Thirsty for more title success, the slick southpaw seized the accompanying WBC and IBF World Titles in 2022’s tail end, outpointing Sweden’s Patricia Berghult and Canada’s Marie Eve Dicaire in unanimous decision schoolings.

For a contender who briefly hung up the gloves between 2015 and 2017, Jonas’ 12-month takeover proved worthy of British boxing’s most prestigious accolade.

But as we live out a ‘golden era’ of women’s boxing, the 2012 Olympian still sees a number of fine future fixtures in her firing line.

“After 2022 and the ride that it’s been, it’s gonna be hard to duplicate it," concedes the 5’7” technician.

“No disrespect to anyone who’s not a world champion but fighting a mandatory feels like a step down.

“But unfortunately, fights couldn’t be made that we wanted. We did want to make it (2023) bigger; we did want that Claressa (Shields) fight.

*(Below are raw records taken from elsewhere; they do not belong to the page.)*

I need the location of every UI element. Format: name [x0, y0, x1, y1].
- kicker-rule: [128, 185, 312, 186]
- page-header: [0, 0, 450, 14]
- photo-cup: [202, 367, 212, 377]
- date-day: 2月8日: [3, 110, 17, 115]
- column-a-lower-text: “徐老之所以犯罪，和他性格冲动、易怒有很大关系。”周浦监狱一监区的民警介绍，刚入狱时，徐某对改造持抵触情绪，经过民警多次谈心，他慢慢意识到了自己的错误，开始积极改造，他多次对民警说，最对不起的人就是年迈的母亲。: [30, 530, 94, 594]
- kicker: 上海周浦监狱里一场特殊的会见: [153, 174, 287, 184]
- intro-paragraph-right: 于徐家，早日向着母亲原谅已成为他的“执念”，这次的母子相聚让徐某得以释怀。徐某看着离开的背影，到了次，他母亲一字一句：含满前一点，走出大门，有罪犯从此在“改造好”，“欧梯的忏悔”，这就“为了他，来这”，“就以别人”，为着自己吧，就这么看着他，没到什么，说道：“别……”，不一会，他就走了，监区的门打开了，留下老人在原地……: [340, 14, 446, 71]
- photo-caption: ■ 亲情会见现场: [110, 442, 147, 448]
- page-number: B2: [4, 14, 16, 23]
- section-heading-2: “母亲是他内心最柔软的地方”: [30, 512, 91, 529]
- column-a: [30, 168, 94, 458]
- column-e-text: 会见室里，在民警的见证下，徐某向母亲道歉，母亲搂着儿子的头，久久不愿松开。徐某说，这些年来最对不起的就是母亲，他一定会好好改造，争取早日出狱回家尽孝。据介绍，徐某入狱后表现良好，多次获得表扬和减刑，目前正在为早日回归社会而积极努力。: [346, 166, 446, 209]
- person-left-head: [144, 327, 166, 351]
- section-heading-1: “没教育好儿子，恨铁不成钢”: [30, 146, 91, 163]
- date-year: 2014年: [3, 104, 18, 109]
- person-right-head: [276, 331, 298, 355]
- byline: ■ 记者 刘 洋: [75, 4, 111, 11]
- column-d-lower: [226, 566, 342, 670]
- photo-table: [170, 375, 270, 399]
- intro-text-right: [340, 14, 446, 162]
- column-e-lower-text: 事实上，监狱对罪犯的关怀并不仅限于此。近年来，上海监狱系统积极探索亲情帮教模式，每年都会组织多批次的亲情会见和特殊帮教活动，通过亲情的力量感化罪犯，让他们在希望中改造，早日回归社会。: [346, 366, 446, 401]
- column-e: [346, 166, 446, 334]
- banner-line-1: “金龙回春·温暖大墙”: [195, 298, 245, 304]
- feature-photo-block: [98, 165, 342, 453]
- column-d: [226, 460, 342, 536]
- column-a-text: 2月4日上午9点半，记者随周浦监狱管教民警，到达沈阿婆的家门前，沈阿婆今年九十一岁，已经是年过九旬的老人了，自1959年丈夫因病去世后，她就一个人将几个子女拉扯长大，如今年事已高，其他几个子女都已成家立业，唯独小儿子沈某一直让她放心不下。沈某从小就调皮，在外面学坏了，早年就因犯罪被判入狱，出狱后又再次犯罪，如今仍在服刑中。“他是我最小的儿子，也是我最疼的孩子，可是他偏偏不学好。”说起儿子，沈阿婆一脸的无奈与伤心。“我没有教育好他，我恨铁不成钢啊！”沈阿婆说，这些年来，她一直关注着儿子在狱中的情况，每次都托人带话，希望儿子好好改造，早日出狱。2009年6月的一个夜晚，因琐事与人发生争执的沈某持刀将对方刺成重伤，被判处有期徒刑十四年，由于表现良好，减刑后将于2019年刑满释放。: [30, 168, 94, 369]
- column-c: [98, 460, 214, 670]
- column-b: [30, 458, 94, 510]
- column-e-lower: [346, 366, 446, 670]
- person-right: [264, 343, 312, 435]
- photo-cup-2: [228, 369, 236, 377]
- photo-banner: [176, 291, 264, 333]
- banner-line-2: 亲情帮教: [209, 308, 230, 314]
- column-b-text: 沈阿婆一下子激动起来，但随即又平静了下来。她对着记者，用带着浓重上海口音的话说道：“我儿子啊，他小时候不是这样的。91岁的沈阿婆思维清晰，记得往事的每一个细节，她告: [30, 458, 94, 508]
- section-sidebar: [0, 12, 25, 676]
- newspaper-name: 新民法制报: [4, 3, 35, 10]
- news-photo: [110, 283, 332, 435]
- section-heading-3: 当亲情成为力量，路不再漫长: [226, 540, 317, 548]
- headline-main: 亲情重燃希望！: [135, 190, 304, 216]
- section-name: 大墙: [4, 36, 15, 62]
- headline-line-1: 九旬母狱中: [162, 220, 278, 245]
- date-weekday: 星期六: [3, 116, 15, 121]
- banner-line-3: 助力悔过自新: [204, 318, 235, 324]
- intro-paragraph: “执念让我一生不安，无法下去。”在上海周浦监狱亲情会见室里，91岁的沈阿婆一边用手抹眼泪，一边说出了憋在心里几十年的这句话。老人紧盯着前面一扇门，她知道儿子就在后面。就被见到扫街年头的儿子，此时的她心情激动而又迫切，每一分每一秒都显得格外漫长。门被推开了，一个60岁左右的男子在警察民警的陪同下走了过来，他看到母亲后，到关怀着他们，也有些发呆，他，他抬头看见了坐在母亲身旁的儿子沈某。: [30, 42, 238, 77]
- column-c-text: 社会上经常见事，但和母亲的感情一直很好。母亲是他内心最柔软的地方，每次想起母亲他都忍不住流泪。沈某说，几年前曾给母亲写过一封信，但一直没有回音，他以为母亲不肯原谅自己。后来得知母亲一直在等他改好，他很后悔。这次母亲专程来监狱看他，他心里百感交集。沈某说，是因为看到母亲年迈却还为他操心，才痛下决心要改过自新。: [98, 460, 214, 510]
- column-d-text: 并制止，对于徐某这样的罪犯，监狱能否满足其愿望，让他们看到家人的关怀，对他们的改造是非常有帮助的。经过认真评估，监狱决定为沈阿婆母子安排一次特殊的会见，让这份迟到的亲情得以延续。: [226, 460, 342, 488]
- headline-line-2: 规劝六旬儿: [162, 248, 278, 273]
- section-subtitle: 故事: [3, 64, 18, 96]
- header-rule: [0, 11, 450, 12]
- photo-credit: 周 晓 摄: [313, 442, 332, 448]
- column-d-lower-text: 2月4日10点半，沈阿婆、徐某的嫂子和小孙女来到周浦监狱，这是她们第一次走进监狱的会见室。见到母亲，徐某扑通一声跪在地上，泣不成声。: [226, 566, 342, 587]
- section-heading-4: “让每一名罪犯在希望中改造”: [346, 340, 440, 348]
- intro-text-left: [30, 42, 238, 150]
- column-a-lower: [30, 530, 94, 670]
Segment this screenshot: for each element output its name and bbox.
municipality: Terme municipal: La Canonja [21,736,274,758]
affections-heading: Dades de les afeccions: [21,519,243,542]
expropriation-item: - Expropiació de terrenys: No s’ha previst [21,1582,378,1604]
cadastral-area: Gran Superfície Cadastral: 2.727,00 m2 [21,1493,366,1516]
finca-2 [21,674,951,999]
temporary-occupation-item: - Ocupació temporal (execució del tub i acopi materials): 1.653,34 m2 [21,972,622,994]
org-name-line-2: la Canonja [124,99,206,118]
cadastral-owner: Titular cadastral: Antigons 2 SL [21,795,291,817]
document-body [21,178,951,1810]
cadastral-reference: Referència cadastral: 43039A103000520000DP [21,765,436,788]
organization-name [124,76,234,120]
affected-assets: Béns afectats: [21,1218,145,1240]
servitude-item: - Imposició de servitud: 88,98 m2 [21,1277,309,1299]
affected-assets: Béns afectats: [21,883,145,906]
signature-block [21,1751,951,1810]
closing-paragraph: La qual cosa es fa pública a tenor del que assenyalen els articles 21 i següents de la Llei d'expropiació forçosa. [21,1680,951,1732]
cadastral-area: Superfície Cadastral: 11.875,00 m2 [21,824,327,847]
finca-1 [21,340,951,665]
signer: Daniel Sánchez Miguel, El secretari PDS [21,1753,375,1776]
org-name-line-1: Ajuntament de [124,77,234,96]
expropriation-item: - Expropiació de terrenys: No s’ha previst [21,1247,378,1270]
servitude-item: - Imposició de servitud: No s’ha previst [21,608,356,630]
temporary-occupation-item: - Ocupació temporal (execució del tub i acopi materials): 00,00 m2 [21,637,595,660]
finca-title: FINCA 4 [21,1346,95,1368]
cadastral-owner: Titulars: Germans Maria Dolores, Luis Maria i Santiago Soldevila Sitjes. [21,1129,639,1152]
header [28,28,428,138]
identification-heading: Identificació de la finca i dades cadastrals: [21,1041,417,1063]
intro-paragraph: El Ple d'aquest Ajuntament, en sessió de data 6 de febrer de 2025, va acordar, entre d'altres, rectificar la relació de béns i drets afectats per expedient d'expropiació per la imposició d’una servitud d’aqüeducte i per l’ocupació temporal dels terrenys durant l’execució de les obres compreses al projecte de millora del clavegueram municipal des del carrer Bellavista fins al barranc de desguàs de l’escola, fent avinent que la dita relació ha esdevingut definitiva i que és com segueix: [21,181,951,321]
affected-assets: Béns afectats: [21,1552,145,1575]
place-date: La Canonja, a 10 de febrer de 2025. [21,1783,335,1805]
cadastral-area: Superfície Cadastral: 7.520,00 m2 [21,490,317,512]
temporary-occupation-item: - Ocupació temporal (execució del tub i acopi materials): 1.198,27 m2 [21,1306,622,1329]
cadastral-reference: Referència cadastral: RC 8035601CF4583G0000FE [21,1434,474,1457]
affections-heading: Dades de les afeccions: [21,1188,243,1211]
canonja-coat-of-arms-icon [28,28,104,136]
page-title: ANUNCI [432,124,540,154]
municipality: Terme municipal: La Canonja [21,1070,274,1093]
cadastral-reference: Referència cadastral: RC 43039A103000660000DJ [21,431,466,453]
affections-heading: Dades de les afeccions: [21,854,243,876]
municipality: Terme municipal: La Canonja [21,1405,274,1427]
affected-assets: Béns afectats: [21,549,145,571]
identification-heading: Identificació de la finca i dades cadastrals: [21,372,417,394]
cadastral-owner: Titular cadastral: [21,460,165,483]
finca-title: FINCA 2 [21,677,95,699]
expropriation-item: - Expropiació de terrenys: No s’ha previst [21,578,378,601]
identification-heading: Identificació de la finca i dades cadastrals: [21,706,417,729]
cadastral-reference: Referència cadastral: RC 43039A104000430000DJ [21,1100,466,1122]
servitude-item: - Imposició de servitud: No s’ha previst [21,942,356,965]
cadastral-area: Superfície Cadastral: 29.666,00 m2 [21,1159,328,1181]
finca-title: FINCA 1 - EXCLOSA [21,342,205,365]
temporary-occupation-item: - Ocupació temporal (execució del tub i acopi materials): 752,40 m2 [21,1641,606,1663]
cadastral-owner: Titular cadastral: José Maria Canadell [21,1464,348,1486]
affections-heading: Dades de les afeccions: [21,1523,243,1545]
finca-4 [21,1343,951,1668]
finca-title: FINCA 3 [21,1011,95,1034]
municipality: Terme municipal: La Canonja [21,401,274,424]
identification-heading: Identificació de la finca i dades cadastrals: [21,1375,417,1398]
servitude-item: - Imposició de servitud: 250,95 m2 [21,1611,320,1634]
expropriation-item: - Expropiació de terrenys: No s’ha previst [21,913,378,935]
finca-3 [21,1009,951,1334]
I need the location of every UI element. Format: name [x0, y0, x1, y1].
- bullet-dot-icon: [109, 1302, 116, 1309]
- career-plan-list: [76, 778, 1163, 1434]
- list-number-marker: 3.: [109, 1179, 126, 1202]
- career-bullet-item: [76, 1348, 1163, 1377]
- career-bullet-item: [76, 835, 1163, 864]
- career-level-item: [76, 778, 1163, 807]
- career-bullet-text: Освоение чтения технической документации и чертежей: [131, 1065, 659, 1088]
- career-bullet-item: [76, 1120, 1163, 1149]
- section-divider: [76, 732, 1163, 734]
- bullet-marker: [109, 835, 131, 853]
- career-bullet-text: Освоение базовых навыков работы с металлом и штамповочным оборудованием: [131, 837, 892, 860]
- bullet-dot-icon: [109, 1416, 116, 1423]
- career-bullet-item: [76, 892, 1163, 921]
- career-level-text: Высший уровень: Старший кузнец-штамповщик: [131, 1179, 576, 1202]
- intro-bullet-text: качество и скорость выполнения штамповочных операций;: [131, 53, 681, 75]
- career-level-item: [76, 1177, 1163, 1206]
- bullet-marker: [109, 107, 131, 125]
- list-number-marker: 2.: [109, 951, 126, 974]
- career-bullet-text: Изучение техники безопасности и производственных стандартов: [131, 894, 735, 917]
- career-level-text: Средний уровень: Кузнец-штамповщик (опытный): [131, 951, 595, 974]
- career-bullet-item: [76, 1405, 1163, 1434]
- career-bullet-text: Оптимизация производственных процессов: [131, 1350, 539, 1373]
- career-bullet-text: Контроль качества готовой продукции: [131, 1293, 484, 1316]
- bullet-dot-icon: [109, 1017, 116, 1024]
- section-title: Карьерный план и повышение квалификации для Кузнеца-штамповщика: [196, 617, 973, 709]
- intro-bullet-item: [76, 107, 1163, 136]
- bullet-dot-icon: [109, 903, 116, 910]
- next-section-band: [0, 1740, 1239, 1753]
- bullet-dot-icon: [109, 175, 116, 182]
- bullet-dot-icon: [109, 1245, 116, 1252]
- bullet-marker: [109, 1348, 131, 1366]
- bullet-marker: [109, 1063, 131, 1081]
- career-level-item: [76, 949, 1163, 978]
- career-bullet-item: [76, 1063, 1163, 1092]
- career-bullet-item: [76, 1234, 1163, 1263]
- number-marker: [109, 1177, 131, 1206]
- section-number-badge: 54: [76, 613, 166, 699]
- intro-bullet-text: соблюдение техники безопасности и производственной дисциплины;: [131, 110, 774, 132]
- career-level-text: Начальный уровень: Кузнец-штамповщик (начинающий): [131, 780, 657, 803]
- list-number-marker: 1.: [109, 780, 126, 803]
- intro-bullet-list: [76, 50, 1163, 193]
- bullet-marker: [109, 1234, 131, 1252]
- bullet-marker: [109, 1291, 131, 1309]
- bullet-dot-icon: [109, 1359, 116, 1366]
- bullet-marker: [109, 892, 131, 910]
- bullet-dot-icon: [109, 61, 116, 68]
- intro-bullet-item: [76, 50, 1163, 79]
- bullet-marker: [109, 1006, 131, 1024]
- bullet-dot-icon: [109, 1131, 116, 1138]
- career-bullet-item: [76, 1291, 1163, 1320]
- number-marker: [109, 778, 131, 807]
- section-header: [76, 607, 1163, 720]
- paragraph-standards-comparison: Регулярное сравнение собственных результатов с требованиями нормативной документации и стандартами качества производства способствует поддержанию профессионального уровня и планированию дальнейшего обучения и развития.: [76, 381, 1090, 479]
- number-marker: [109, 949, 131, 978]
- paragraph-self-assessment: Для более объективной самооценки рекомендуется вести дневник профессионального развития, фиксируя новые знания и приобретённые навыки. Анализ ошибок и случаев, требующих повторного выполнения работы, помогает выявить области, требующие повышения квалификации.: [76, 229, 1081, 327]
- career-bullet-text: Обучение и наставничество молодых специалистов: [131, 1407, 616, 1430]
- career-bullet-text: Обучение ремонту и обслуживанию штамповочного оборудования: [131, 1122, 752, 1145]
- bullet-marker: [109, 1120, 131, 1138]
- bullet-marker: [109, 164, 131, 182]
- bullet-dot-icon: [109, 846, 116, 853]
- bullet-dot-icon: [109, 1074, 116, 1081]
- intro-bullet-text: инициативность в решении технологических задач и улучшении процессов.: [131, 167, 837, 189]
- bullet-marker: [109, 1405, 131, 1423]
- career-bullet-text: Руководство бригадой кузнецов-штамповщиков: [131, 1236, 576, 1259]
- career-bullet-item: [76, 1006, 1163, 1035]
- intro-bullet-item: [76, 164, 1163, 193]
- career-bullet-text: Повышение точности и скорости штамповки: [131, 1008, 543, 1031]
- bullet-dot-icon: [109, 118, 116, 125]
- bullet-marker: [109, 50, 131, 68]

“The only way to make it bigger is to put yourself forward for them big fights. Whether it’s Claressa, whether it’s Chantelle Cameron - we need to make the big fights happen.

“It’s no secret that I do want to fight Katie Taylor again.

“I never honestly intended to stay at 145lb, I thought I’d have dropped back down. It’s just where the opportunities came. Sometimes in boxing, all you need is good timing and a bit of luck, and I got that last year.”

Now, seemingly with more fire than ever, the spritely Jonas remains enthusiastic there’s room for even loftier ambitions.

“For any athlete or competitor, once you set yourself a target and you reach it, you know you’ve still got improvements to make”, affirms the headstrong Jonas.

“If your body can still make it mentally and physically, you’re always gonna try and set the bar that little bit higher; if you’ve reached the goal, then it wasn’t set high enough, if that makes sense?

“At the time, one world title was huge for me. But I reached that, so maybe it wasn’t big enough? I set my sights on another one, and another one, and I got that.

“When I feel I can’t physically do it anymore, or mentally do it anymore, I’ll have to call it a day. Who knows when that’ll be?

“I do feel like I’m improving with every fight still, I’m adding bits to my game every time. My time is improving on runs, my strength is improving in strength and conditioning. I’d be doing myself an injustice to call it a day there.

“So yeah, I’ll keep going until that day. Even if I don’t recognise the day, I’ve got a team around me that will recognise it for me and let me know.”